As a cancer patient, I am really glad there are drugs out there to treat it. That includes chemotherapy drugs like Taxotere and Cytoxan, immunity-increasing drugs like Neulasta, anti-nausea drugs like Zofran, and endocrine therapies like Zoladex and Arimidex. As shitty as some of them are, these drugs have substantially upped my odds of long-term survival after breast cancer.
Yet as I learn more about cancer drugs as a class, I find myself thinking that we’ve gone too far. That—as much as I’m sure I’ll be the first to gratefully agree to a six-figure course of treatment, should my cancer return—we are spending too much on them relative to other treatments and other diseases.
In the last couple of weeks I’ve gone from being shocked by a $15,000 a dose price tag to seeing it as reasonable, relative to $150,000+ courses of treatment. The fact that prices have spiraled ever higher, even as most new drugs don’t greatly extend survival, is an indictment of a broken system.
Some responsibility lies with drug companies—or at least the ever-present pressure for profits. Yet we can’t lay blame entirely at their feet. It is government that structures our healthcare system—however unintentionally—to incentivize these results. Legal scholar Robin Feldman calls our runaway spending on cancer drugs “regulatory failure by success.”
Feldman’s point is that it is rules and regulations that have created a system that 1) allows for super-high prices and long periods without competition, 2) rewards pharma investments in the types of drugs that can charge such prices, and 3) does so without regard to how much benefit they provide for patients. This regulatory environment pulls the entire system toward a focus on cancer drugs, massively driving up costs while only modestly improving outcomes. And that focus necessarily means less focus on other types of treatment—say, antibiotics—with smaller profit margins but that might have greater human benefit.
Feldman identifies four “positive” policies (active regulatory decisions) that have contributed to this “cancer curse,” and two “negative” ones (decisions against particular policies). Several of these we have already touched on, including the difficulty of getting biosimilar drugs approved relative to traditional generics, and the lack of price negotiation by government buyers.
Others I have not yet mentioned. The Orphan Drug Act of 1983, for example, was meant to incentivize research on diseases affecting fewer than 200,000 people with tax credits and extended protection from competition. But over time, as we have come to treat not just “cancer” but increasingly specific subtypes of cancer, staying below the 200,000 threshold has become easier. At the same time, drugs developed and protected as orphan drugs are often repurposed for other treatments—with the result that 7 of the 10 bestselling drugs in 2015—including, notably, Neulasta!—started as specially incentivized “orphan drugs.”
Feldman’s larger framing is that the current cancer drug situation is the product of regulatory success: decisions meant to encourage development have, in fact, made it so profitable that we are now overinvesting and paying way too much. But I think there’s a different lesson to be learned here is well.
This is also about how medicine has developed in the face of a relatively stable regulatory environment: as drug development has shifted toward promising biologics, or genomics has made treatment more precise and treatment groups smaller, the existing framework works less and less well. The regulatory tools no longer fit the scientific landscape. The status quo will eventually stop working.
What, then are our options?
Some of these problems could in theory be fixed with regulatory changes; perhaps 200,000 people is no longer the right threshold for orphan drug benefits, or perhaps we need to limit additional incentives when orphan drugs are approved for other uses.

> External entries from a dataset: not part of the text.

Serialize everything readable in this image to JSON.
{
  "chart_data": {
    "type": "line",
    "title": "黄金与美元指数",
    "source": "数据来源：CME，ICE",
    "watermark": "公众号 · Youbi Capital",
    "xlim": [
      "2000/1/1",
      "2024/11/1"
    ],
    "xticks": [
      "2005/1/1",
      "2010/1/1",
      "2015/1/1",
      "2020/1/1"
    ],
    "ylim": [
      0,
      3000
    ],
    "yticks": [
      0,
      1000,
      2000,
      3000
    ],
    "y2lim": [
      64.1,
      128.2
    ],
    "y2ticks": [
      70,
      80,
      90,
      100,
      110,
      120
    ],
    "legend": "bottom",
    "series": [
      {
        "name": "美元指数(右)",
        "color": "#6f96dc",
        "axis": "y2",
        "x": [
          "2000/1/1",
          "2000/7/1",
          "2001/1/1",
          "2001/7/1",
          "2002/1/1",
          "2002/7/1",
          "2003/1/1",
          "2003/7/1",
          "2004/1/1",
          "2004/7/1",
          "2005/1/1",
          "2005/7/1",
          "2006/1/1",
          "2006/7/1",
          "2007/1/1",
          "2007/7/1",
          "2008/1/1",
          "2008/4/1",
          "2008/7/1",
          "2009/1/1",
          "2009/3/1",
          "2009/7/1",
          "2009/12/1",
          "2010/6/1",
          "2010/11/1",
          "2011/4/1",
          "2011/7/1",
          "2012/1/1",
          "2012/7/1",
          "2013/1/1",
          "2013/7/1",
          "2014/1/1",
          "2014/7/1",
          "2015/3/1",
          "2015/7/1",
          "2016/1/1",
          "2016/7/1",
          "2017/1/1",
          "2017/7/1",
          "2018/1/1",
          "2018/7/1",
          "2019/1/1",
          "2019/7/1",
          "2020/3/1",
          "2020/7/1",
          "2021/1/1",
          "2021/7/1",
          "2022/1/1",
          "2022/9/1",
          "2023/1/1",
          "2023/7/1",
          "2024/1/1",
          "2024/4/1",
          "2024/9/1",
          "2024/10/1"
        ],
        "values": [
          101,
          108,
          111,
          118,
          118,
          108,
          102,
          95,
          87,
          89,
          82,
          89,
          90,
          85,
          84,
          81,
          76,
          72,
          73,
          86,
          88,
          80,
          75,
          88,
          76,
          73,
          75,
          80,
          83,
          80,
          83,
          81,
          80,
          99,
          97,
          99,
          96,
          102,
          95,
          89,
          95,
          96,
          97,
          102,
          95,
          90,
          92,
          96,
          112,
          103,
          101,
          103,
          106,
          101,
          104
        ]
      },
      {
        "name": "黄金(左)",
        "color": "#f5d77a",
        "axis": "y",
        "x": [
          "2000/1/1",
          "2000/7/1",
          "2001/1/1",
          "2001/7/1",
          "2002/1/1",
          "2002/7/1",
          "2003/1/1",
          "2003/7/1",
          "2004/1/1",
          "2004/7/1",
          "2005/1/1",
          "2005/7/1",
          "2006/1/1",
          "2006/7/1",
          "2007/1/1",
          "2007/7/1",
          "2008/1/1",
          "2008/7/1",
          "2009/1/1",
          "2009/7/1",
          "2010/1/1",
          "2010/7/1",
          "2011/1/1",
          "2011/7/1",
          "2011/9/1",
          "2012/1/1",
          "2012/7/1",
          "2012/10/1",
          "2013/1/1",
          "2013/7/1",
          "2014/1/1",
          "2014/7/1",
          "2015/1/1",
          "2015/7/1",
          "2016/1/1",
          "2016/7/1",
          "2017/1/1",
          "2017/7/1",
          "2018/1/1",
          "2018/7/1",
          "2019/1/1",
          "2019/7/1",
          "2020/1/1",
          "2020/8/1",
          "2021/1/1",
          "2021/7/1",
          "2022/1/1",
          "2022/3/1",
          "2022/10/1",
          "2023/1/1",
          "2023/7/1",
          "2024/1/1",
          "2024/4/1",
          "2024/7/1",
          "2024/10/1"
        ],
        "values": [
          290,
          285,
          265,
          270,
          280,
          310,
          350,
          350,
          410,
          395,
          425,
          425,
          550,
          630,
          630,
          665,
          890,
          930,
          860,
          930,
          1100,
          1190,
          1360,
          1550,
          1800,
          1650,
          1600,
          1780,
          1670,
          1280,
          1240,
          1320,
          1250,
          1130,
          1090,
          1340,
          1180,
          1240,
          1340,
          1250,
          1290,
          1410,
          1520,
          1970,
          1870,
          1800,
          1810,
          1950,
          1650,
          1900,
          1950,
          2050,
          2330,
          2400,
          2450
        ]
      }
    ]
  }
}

Others might be helped by more cost-effectiveness analysis—that is, more evaluation that drugs are actually extending/improving life relative to existing alternatives and their prices, something other countries rely on but the U.S. does not. (Yes, I’m suggesting we think a bit more like economists.) This would open up new issues worthy of their own discussion, but relative to the status quo of $150,000 drugs that extend life for three not-very-good months, might be an improvement.
But beyond thinking about investing in drugs that actually provide benefits in proportion to their costs, I can’t help but once again think about “care.” All this money, all this investment—yes, it sometimes cures and other times extends life. But drugs can cause misery as well—side effects often discounted by those who don’t experience them—and there is so much care we don’t provide to people because it isn’t as easily monetized.
For example, an increasingly strong body of evidence shows that exercise substantially reduces the risk of breast cancer recurrence. A drug that produced similar benefits would certainly be covered by insurance, and routinely prescribed. Yet we don’t do much beyond maybe telling people they should exercise; there’s no formal support for encouraging or facilitating this “treatment.”
And this is not even touching on the human side of care—of medical care that treats symptoms as well as diseases, that attends to people as humans and as individuals—which our system is set up so poorly to achieve.
A note moving forward: I will probably not be posting until the new year, unless I am feeling really compelled. But I am looking forward to continuing this writing. I suspect I’ll have more to say on both the personal and the more analytical side. And eventually I’m hoping to walk my way from some of these themes to my existing research, with the goal of reminding myself why I was doing it in the first place. (Cost-effectiveness analysis seems like a good candidate.) It’s all been very therapeutic—thanks for coming along for the ride.